Jack Kennedy – Book Review
Jack Kennedy: Elusive Hero is a fascinating book. Television commentator and author Christ Matthews said his 2011 book addresses the question of what President John F. Kennedy was like. It’s energetic, absorbing, fast moving, and easy to read. The book is 90% Jack Kennedy the politician, and 10% Jack Kennedy living the rest of his life. Just as Kennedy compartmentalized his life (according to Matthews), Matthews compartmentalized the parts of Kennedy in his book. The book reads like Chris Matthews telling about it with his energetic television speaking style.
Most of the book is about Jack Kennedy campaigning, first for congress, then senate, and finally President. Some of it is the life that led up to campaigning, and some of it is the life of the President. Matthews describes Kennedy’s well-known heroic acts, such as saving the men he commanded as a young man in the navy, which is chronicled in Kennedy’s best-selling book PT-109. Matthews points out that Kennedy lived his life with constant pain from his bad back and Addison’s disease. Matthews tells how Kennedy hated war and as President saved us from nuclear war with the Soviet Union. He writes about Kennedy’s thinking that brought about the Peace Corps. He says that Kennedy wanted to be a hero like the men he read about as a child. He wanted to make a difference.
Matthews clearly liked and admired Kennedy. Maybe that’s why so much of the book is about Kennedy the politician while it tells less about Kennedy the person. Kennedy’s early life is there, but it seems to me that Matthews gives little treatment to the legendary Kennedy family. Kennedy’s reputation as a charmer and womanizer is shown almost as an afterthought. Events that led up to his marriage to Jackie Bouvier are almost absent. The births of his children appear almost insignificant, including a stillborn daughter who was born while he was on one of his travels. The death of his son Patrick at two days of age gets more emphasis. The birth of John Jr. is mentioned sometime after the event. Deaths in the family, his older brother Joe Jr. and a sister, clearly had an impact on him, although Matthews says relatively little about them. Brother Bobby was assassinated several years after Jack’s death. The assassination of Jack Kennedy is not there at all, except in comments by Jackie after the fact. I think it was too much for Matthews the Kennedy admirer to contemplate.
Kennedy’s life is shown through many interviews, books and comments from the people around him. These people told of a man who couldn’t stand to be alone, a man who would do almost anything to achieve his political goals, a Catholic who went to confession even while president.

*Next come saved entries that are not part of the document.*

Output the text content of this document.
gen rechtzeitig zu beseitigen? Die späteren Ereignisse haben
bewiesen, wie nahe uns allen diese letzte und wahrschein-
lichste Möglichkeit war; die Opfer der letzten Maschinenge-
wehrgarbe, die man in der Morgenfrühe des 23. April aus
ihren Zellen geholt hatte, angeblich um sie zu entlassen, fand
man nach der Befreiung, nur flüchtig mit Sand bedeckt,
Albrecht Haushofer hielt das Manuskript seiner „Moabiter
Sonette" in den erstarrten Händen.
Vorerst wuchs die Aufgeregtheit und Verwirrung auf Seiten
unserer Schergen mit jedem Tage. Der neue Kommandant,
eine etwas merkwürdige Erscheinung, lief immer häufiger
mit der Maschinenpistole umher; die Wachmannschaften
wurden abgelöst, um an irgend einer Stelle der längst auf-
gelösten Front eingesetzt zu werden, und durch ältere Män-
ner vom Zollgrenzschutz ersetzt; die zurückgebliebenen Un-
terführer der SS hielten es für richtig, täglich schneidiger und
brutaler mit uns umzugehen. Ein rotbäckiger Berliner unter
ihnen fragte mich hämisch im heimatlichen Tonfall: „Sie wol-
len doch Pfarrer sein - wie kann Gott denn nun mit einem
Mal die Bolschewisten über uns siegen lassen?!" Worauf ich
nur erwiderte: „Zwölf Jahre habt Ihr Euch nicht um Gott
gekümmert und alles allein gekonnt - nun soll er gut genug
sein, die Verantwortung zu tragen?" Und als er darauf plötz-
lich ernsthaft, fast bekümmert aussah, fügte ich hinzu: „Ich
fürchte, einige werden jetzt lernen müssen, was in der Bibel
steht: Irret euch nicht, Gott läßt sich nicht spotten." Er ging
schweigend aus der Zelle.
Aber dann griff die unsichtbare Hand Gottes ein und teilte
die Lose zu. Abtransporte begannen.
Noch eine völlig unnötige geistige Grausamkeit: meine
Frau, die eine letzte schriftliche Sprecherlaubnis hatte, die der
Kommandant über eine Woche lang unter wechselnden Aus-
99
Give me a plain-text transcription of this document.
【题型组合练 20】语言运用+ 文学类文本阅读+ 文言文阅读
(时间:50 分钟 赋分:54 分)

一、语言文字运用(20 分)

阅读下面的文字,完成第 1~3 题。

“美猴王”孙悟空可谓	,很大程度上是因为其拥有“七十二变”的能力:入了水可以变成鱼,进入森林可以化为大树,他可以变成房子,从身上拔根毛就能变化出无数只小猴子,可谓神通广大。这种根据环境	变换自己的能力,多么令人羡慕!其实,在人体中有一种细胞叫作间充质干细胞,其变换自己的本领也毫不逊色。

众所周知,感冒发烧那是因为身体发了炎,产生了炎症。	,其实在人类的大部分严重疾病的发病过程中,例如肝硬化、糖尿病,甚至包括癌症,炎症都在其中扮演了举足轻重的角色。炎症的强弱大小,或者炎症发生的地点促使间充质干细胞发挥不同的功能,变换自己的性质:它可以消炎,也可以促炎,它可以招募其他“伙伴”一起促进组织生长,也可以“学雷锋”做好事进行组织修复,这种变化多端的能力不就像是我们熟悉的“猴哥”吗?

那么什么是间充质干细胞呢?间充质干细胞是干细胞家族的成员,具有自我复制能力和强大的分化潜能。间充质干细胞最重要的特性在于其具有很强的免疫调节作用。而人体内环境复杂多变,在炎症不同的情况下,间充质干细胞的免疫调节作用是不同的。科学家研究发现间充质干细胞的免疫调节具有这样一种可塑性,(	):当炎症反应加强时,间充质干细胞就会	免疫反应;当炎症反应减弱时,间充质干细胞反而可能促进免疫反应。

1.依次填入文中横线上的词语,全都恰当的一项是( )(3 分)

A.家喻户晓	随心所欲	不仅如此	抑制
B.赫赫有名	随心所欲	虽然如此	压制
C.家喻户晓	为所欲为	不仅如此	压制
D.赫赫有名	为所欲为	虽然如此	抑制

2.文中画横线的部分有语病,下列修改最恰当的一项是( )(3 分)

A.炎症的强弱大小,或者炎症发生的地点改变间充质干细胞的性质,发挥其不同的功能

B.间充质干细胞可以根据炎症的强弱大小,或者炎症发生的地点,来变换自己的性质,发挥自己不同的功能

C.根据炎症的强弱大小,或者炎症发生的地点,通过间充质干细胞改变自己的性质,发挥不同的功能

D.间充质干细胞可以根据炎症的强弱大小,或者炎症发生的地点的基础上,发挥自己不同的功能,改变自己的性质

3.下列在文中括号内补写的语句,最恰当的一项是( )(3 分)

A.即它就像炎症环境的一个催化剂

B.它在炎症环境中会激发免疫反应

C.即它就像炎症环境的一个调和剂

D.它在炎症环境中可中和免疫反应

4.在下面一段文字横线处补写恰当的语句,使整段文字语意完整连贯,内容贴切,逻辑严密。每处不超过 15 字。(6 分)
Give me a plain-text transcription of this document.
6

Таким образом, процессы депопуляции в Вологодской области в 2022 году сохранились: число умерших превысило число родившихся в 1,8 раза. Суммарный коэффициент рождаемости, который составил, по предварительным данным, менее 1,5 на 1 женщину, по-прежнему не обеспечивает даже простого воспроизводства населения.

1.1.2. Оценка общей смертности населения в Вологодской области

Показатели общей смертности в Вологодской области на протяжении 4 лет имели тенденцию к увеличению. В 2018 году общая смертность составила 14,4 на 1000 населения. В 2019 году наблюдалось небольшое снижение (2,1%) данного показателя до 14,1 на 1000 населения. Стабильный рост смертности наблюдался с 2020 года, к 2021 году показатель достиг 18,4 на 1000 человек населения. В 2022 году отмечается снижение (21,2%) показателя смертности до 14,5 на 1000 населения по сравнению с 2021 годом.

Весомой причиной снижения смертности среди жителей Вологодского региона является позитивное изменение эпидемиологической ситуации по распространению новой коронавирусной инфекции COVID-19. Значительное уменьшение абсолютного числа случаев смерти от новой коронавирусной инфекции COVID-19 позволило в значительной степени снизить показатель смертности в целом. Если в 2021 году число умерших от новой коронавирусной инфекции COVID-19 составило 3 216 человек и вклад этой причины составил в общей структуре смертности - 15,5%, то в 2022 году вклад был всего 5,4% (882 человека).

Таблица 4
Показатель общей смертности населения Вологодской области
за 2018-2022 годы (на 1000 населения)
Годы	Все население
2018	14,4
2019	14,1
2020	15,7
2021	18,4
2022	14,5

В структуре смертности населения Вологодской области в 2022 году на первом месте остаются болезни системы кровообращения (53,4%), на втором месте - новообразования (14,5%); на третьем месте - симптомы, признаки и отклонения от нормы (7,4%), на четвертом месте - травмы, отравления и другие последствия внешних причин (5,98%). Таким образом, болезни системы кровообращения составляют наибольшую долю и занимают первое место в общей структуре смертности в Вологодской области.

Does all this answer the question of what Jack Kennedy was really like? I find myself asking why he and Jackie stayed married while he was repeatedly unfaithful to her. I find myself asking why Jack needed to carve time out of all his political activity to have sexual encounters with many women. Perhaps that is the elusive part of Jack Kennedy. Maybe that is how national politicians live. Where were the Senate and House of Representatives while Kennedy was making important decisions with the men who were always with him?
I liked the book very much, but questions remain.